Fed to pull back on bond buying program

Late July saw the 10-year note bottom out in late July at roughly 1.4%. While minutes from the Fed’s last policy meeting released last week showed that officials had not determined exactly when to pull back its bond purchases, the yield began a steep rise on 10-year notes beginning last week and was sitting at 2.9% early this morning.

While the rising rates may move potential homebuyers into the market now before rates continue even higher, this demand on purchase mortgages has not made up for the sharp decline in refinancings that have seen huge job cuts in the mortgage departments of the nation’s largest lenders. The higher rates have markedly reduced any ability for many to refinance and when combined with the ebb in foreclosures and defaults, mortgage workers are feeling the bite.

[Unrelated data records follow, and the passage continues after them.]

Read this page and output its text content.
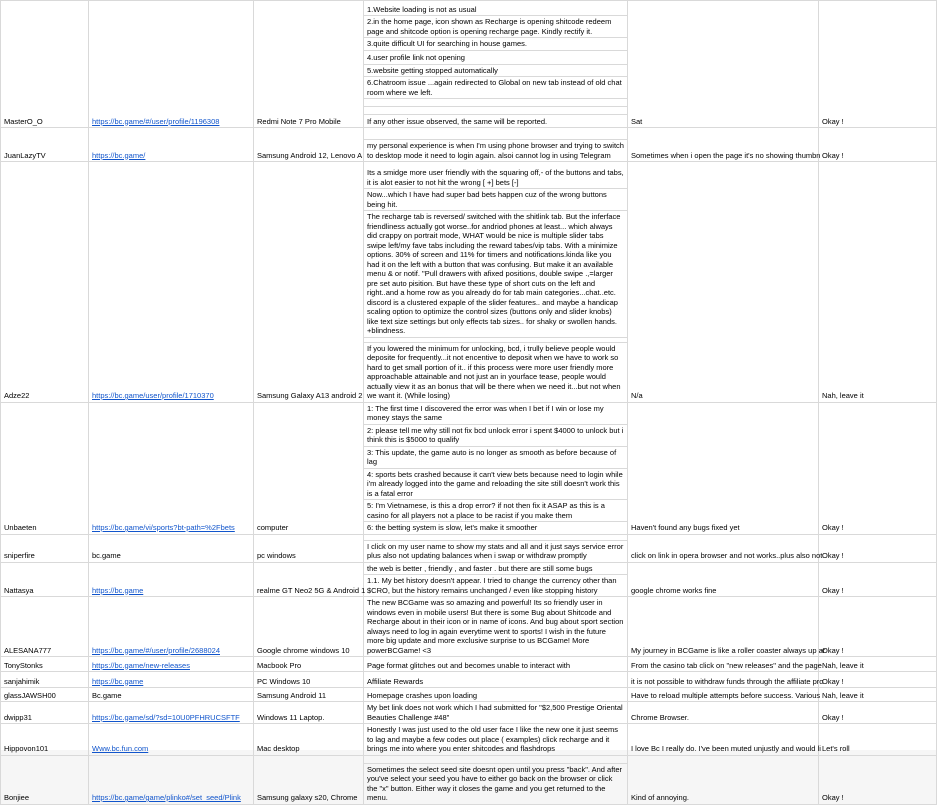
MasterO_O	https://bc.game/#/user/profile/1196308	Redmi Note 7 Pro Mobile	1.Website loading is not as usual	Sat	Okay !
			2.in the home page, icon shown as Recharge is opening shitcode redeem page and shitcode option is opening recharge page. Kindly rectify it.		
			3.quite difficult UI for searching in house games.		
			4.user profile link not opening		
			5.website getting stopped automatically		
			6.Chatroom issue ...again redirected to Global on new tab instead of old chat room where we left.		

			If any other issue observed, the same will be reported.		
JuanLazyTV	https://bc.game/	Samsung Android 12, Lenovo A		Sometimes when i open the page it's no showing thumbn	Okay !
			my personal experience is when I'm using phone browser and trying to switch to desktop mode it need to login again. alsoi cannot log in using Telegram		
Adze22	https://bc.game/user/profile/1710370	Samsung Galaxy A13 android 2	Its a smidge more user friendly with the squaring off,- of the buttons and tabs, it is alot easier to not hit the wrong [ +] bets [-]	N/a	Nah, leave it
			Now...which I have had super bad bets happen cuz of the wrong buttons being hit.		
			The recharge tab is reversed/ switched with the shitlink tab. But the inferface friendliness actually got worse..for andriod phones at least... which always did crappy on portrait mode, WHAT would be nice is multiple slider tabs swipe left/my fave tabs including the reward tabes/vip tabs. With a minimize options. 30% of screen and 11% for timers and notifications.kinda like you had it on the left with a button that was confusing. But make it an available menu & or notif. "Pull drawers with afixed positions, double swipe .,=larger pre set auto pisition. But have these type of short cuts on the left and right..and a home row as you already do for tab main categories...chat..etc. discord is a clustered expaple of the slider features.. and maybe a handicap scaling option to optimize the control sizes (buttons only and slider knobs) like text size settings but only effects tab sizes.. for shaky or swollen hands. +blindness.		

			If you lowered the minimum for unlocking, bcd, i trully believe people would deposite for frequently...it not encentive to deposit when we have to work so hard to get small portion of it.. if this process were more user friendly more approachable attainable and not just an in yourface tease, people would actually view it as an bonus that will be there when we need it...but not when we want it. (While losing)		
Unbaeten	https://bc.game/vi/sports?bt-path=%2Fbets	computer	1: The first time I discovered the error was when I bet if I win or lose my money stays the same	Haven't found any bugs fixed yet	Okay !
			2: please tell me why still not fix bcd unlock error i spent $4000 to unlock but i think this is $5000 to qualify		
			3: This update, the game auto is no longer as smooth as before because of lag		
			4: sports bets crashed because it can't view bets because need to login while i'm already logged into the game and reloading the site still doesn't work this is a fatal error		
			5: I'm Vietnamese, is this a drop error? if not then fix it ASAP as this is a casino for all players not a place to be racist if you make them		
			6: the betting system is slow, let's make it smoother		
sniperfire	bc.game	pc windows		click on link in opera browser and not works..plus also not	Okay !
			I click on my user name to show my stats and all and it just says service error plus also not updating balances when i swap or withdraw promptly		
Nattasya	https://bc.game	realme GT Neo2 5G & Android 1	the web is better , friendly , and faster . but there are still some bugs	google chrome works fine	Okay !
			1.1. My bet history doesn't appear. I tried to change the currency other than $CRO, but the history remains unchanged / even like stopping history		
ALESANA777	https://bc.game/#/user/profile/2688024	Google chrome windows 10	The new BCGame was so amazing and powerful! Its so friendly user in windows even in mobile users! But there is some Bug about Shitcode and Recharge about in their icon or in name of icons. And bug about sport section always need to log in again everytime went to sports! I wish in the future more big update and more exclusive surprise to us BCGame! More powerBCGame! <3	My journey in BCGame is like a roller coaster always up ar	Okay !
TonyStonks	https://bc.game/new-releases	Macbook Pro	Page format glitches out and becomes unable to interact with	From the casino tab click on "new releases" and the page	Nah, leave it
sanjahimik	https://bc.game	PC Windows 10	Affiliate Rewards	it is not possible to withdraw funds through the affiliate pro	Okay !
glassJAWSH00	Bc.game	Samsung Android 11	Homepage crashes upon loading	Have to reload multiple attempts before success. Various	Nah, leave it
dwipp31	https://bc.game/sd/?sd=10U0PFHRUCSFTF	Windows 11 Laptop.	My bet link does not work which I had submitted for "$2,500 Prestige Oriental Beauties Challenge #48"	Chrome Browser.	Okay !
Hippovon101	Www.bc.fun.com	Mac desktop	Honestly I was just used to the old user face I like the new one it just seems to lag and maybe a few codes out place ( examples) click recharge and it brings me into where you enter shitcodes and flashdrops	I love Bc I really do. I've been muted unjustly and would li	Let's roll
Bonjiee	https://bc.game/game/plinko#/set_seed/Plink	Samsung galaxy s20, Chrome		Kind of annoying.	Okay !
			Sometimes the select seed site doesnt open until you press "back". And after you've select your seed you have to either go back on the browser or click the "x" button. Either way it closes the game and you get returned to the menu.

Yesterday, Wells Fargo, the biggest home lender,  told 2,300 of its mortgage employees that their services wouldn’t be required in 60 days time, citing a lull in refinancing this year, and a steep drop from last year.

JPMorgan to cut mortgage-related jobs

JPMorgan Chase & Co. (NYSE:JPM), the no. 2 mortgage lender, said two weeks ago that it would eliminate 3,000 mortgage-related jobs.

While both lenders have said that they will work to keep these employees on their payrolls by moving them into other departments, for many this will come as little comfort.